Schon jetzt ist klar: Sollte die Partei im Herbst den Wiedereinzug in den Bundestag verpassen, lassen sich die professionellen Strukturen nicht über weitere vier Jahre aufrecht erhalten. Deshalb wären die Liberalen gut beraten, trotz derzeit passabler Umfragewerte eine gewisse Demut zu behalten. Lindners Auftritt beim Dreikönigstreffen am Freitag, forsch als „Mut- und Wutrede“ angekündigt, steht deshalb unter besonderer Beobachtung. Später birgt auch der Fahrplan durchs Wahljahr Risiken: Mit Wolfgang Kubicki in Schleswig-Holstein (7. Mai) und Lindner selbst in Nordrhein-Westfalen (14. Mai) treten bei den beiden wichtigsten Landtagswahlen Spitzenkandidaten an, die kurz darauf nach Berlin wechseln wollen. Ob der Wähler so viel Taktieren goutiert?

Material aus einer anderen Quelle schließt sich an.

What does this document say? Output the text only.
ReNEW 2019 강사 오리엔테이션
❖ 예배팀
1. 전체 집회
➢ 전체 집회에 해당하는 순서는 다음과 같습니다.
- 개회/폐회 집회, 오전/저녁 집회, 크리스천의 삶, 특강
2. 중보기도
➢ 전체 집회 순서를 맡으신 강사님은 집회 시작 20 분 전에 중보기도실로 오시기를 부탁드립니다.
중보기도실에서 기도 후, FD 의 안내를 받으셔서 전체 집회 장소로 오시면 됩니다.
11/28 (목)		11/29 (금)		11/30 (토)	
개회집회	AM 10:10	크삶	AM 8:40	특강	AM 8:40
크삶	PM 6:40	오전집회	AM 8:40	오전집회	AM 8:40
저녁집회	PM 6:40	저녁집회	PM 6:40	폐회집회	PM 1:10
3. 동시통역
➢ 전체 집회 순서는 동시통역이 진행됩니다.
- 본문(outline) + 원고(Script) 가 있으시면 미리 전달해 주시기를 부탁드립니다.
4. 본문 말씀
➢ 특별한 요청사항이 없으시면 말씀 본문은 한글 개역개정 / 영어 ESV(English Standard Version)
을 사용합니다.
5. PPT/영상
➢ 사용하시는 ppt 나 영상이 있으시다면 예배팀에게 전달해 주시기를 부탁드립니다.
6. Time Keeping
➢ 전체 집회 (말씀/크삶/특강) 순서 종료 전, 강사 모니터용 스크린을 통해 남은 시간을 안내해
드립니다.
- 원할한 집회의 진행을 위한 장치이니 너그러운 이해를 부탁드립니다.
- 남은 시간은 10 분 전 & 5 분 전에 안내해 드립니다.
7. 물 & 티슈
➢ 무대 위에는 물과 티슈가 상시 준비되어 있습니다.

Dennoch stehen die Chancen gut. Die FDP hatte sich 2013 ihren Niedergang selbst zuzuschreiben, als sie mehr mit Peinlichkeiten als mit Politik auffiel. Lindner gelang die personelle Neuaufstellung, nur thematisch wandelt er auf dünnem Eis. In Zeiten aufgeregter Sicherheitsdebatten mag sich zwar mancher eine nüchtern-liberale Stimme wünschen. Doch Lindner sollte wissen: Großzügige Steuerversprechen glaubt der FDP keiner mehr.